To: blam
The many programs on the Discovery channel about the Caucasian mummies from China would certainly seem to support that. I am always saying that these scientists who scoff at early trading and migration over great distances (such as the Ainu and Africans on the American continent before 12,000 years ago) are not taking into consideration how clever and industrious humans are. We didn't get that way overnight, so to speak-all anyone had to do was build a seaworthy boat and have a need to leave where they were, or an urge to trade goods further afield. I think the scientists who recognize this perfectly logical fact will be proven right.
5 posted on
02/26/2004 12:41:52 PM PST by
Texan5
(You've got to saddle up your boys, you've got to draw a hard line..)
To: Texan5; joesnuffy; EggsAckley
"The many programs on the Discovery channel about the Caucasian mummies from China would certainly seem to support that." There are numerous Chinese poems written about the green eyes of the Han Emperors.
The Curse Of The Red-Headed Mummy
Victor Mair and company found jade mining in the area where these mummies were found.
6 posted on
02/26/2004 12:51:42 PM PST by
blam
To: Texan5
Consider how the ancient Syrians guarded their knowlege of iron working, and then consider how valuable the knowlege of a place where people have a material that is highly prized by your local community, but there it is cheap and common?

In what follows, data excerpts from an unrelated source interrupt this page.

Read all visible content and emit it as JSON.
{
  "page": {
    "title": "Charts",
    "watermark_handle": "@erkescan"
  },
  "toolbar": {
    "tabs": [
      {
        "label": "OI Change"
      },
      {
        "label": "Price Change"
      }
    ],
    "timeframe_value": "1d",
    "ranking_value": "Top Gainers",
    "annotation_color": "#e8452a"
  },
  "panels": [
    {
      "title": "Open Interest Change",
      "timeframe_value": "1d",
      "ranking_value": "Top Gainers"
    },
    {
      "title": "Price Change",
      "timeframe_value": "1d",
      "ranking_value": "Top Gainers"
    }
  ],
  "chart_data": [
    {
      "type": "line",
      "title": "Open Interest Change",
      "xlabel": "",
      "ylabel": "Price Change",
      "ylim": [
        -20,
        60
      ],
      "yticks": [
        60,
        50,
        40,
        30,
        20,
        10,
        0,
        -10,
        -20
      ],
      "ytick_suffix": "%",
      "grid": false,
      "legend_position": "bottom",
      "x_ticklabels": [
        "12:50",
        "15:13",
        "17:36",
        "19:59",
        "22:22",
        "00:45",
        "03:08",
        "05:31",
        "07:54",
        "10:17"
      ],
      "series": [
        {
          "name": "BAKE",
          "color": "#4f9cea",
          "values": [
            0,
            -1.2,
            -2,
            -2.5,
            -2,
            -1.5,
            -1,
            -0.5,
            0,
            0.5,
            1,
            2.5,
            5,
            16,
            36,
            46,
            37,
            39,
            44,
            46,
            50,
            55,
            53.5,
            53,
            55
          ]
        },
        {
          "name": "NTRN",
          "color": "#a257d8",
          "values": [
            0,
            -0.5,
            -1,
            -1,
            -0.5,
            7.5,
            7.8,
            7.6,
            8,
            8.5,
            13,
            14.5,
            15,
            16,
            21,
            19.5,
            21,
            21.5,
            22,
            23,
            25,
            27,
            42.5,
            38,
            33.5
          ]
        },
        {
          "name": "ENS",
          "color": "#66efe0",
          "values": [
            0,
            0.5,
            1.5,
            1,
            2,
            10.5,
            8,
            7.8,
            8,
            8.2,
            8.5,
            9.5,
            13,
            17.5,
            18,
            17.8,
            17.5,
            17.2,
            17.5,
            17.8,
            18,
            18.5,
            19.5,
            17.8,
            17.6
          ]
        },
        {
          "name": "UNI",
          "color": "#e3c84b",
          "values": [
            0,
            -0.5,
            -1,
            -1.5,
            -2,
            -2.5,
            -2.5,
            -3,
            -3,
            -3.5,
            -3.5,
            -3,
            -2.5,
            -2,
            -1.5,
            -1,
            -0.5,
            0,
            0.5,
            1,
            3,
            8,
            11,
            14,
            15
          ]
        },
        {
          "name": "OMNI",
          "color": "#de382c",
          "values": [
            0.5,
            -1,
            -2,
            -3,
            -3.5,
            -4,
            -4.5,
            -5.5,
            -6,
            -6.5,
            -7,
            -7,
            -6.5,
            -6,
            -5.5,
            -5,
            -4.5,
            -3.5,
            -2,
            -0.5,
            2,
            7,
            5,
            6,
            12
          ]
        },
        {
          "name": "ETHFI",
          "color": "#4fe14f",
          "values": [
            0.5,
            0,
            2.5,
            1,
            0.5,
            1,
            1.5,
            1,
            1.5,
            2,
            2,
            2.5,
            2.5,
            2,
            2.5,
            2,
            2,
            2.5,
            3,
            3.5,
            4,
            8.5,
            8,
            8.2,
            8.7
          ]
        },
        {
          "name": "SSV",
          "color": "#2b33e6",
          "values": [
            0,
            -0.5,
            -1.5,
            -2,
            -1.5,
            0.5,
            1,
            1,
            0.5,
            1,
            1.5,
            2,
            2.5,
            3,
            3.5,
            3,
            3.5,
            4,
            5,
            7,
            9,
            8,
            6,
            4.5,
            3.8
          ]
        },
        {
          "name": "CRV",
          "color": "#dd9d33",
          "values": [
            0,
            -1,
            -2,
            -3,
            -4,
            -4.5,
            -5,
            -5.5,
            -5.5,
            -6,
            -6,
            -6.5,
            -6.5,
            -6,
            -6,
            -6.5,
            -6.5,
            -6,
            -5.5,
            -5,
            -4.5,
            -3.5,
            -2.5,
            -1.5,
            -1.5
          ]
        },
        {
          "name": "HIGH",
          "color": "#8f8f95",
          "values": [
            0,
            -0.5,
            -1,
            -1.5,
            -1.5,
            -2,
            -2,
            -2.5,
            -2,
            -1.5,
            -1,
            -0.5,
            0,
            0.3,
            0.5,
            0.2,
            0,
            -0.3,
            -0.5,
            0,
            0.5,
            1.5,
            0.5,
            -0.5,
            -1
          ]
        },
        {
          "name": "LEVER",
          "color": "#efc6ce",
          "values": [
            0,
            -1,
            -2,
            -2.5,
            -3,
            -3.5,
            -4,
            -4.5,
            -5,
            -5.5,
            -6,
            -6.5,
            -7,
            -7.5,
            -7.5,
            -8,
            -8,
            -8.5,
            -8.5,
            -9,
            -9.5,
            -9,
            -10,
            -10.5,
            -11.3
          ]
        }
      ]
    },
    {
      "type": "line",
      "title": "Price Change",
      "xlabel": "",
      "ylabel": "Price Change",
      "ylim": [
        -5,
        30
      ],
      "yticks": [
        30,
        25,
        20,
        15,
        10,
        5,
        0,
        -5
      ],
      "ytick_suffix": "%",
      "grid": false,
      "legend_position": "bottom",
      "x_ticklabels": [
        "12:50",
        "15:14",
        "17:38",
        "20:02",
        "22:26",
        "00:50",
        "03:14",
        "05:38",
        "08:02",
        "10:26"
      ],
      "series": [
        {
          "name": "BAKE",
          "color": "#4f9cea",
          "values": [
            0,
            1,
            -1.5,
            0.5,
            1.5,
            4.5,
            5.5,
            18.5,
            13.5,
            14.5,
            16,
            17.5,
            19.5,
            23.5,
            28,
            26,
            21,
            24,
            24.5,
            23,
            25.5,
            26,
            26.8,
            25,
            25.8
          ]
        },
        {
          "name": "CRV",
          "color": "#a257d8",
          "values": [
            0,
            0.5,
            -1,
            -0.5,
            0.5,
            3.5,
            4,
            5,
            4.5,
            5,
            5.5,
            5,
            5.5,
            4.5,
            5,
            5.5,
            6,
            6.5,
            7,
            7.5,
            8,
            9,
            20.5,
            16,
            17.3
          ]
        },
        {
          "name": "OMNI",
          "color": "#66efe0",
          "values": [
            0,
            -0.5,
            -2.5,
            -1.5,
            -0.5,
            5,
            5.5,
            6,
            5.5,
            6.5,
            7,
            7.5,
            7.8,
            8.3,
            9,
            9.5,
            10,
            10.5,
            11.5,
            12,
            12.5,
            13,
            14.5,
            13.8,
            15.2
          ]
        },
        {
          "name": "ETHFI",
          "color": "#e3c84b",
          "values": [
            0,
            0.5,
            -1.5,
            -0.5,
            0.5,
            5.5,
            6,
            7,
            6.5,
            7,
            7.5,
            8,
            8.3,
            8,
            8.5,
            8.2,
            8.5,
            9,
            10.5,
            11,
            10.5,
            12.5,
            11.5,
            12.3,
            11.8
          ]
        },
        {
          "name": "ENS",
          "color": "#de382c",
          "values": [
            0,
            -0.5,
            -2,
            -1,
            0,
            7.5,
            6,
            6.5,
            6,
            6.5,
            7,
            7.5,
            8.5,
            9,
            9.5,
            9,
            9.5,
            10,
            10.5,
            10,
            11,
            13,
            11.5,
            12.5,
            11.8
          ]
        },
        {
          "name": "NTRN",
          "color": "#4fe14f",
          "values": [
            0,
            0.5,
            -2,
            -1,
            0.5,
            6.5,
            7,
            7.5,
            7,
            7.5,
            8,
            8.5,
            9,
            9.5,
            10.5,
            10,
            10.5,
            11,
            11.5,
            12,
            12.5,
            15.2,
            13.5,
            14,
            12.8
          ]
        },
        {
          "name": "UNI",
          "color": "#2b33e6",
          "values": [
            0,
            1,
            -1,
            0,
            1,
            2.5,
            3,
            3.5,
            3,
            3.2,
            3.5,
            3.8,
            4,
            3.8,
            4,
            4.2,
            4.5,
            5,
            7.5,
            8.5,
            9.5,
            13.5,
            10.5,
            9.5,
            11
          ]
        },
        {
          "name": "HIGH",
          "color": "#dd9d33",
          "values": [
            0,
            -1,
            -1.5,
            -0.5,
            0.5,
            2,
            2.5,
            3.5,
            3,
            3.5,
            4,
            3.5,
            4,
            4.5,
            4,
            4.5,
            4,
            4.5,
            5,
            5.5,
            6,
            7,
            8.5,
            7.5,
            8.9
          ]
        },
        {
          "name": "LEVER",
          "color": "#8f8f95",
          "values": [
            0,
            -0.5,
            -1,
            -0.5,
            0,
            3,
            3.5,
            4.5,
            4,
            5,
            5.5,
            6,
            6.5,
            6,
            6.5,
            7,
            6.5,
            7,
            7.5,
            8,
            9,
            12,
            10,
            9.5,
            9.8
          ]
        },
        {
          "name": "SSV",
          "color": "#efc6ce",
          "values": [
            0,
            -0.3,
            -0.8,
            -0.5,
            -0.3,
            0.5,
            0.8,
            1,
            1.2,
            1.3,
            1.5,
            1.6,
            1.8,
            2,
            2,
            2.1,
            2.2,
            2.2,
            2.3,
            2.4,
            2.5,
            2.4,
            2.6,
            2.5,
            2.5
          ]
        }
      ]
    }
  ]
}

It is my personal belief that travel in the ancient world was much more common and much more widespread than modern archeology is willing to concede, and that the primary motivation for this travel was economic. My theory is that the knowlege of these distant places and what goods were to be traded was kept as a closely guarded secret by various families and tribes over generations.
23 posted on
02/26/2004 8:49:54 PM PST by
Elliott Jackalope
(We send our kids to Iraq to fight for them, and they send our jobs to India. Now THAT'S gratitude!)